Pre-Lau strata in southern Oklahoma comprise brownish argillaceous, silty wackestones and shales with graptolites.  A diverse Dapsilodus-dominated fauna includes species characteristic of the Havdlem Primo Episode in moderate abundance: Polygnathoides siluricus, Oulodus siluricus, Ozarkodina confluens, Walliserodus sp., Kockelella sp. and Panderodus recurvatus.  Above a 0.1 m dark brown shale bed, a new Dapsilodus–dominated fauna, characterized by O. snajdri, abundant Wurmiella excavata and rare Panderodus, replaces this fauna.  Clay and silt content declines sharply above the dark shale and resistant wackestones appear slightly higher that yield Pedavis latialata and Parazieglerodina plodowskii?  Values of del13C dip from +1.0 o/oo in strata below the dark shale bed to –0.5 o/oo in the bed, rise to near +4.0 o/oo where the O. snajdri fauna appears, and fall back to +1.0 o/oo in the overlying resistant wackestones.  The Lau Event appears to be truncated, possibly at a sequence boundary marked by the dark shale bed.
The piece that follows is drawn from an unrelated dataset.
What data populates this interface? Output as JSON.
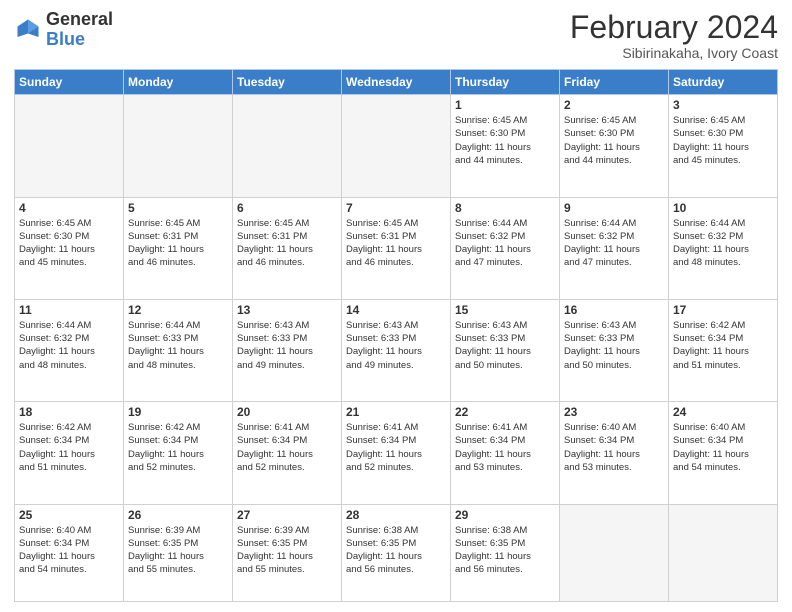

The Lau Event may be preserved more completely in eastern Missouri than in Oklahoma.  In Missouri, pre-Lau strata comprise mottled red argillaceous wackestones and shales yielding a Panderodus-dominated fauna, with abundant P. recurvatus and less common Ozarkodina confluens and Walliserodus.  Above this lies a 0.9 m argillaceous greenish gray carbonate mudstone from which only a few elements of Pseudooneotodus have been recovered.  Interbedded reddish shale and thin wackestones reappear above the mudstone, in which an abundant Dapsilodus and Wurmiella excavata fauna appears.  This is overlain by a resistant wackestone with Parazieglerodina plodowskii? Values of del13C dip from +1.0 to –3.5 o/oo in the base of the greenish-gray mudstone, rise to near +5.0 o/oo in the top of the mudstone, and fall to +1.0 o/oo in the overlying shale and thin limestones and the upper resistant wackestone unit.